A conference is required to have at least six members in any given sport to receive an automatic bid to the NCAA Tournament. If a conference falls to five members, a two-year waiver is automatically granted to give the conference time to regroup. If it drops to four members, however, the waiver is not applicable. So, as long as the MEAC doesn’t lose any more members, its automatic bid is safe through 2023.

The MEAC got some good news Tuesday when Delaware State, which had been rumored to also be considering leaving the conference, announced it would remain. But the conference still needs a long-term solution for baseball in place by the start of the 2024 season to protect its automatic bid.

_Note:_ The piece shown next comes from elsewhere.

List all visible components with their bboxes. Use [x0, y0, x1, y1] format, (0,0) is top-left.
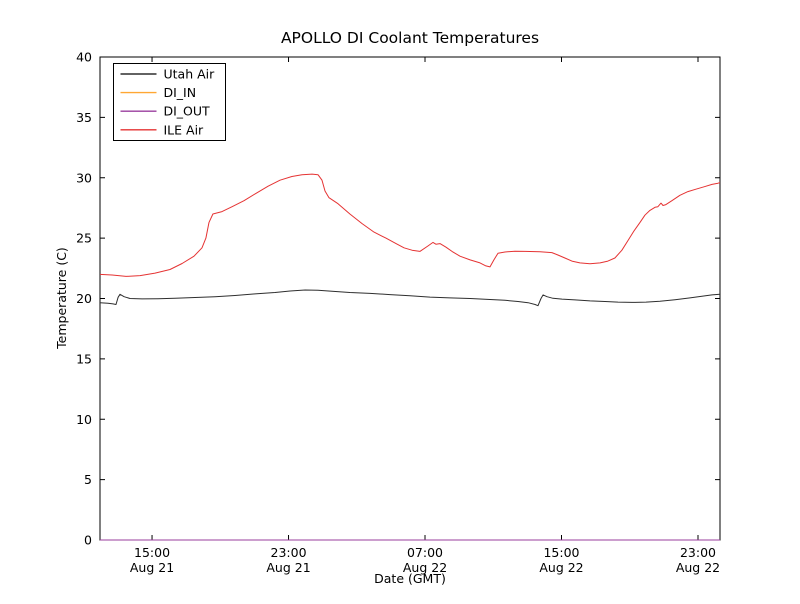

The MEAC could look for expansion candidates (the conference only has six football-playing members, the minimum required) or try to find an affiliate member for baseball. The conference is working with a consulting firm to help its expansion search. It could also perhaps coax either Howard or Morgan State into restarting baseball. Both schools cut their programs in 2002 but do sponsor softball. Restarting a sport in the current financial crisis college sports finds itself in without existing facilities (which was part of the reasoning for Howard to cut baseball) would be challenging.

Baseball may not be at the front of mind for the MEAC’s decision makers, as the conference’s position for football is precarious, but the conference must find a solution for the sport. No matter what path the MEAC decides to take, it is clear the departures will drastically change the conference’s baseball profile. The MEAC has awarded 42 baseball championships in its history. By July 1, 2021, the five baseball-playing members that remain in the conference will only account for two (1995 Coppin State and 1989 Delaware State).

The void at the top of the conference left by the departures of BCU, FAMU and NC A&T is an opportunity for some team to create a new tradition. The race to fill that void is on.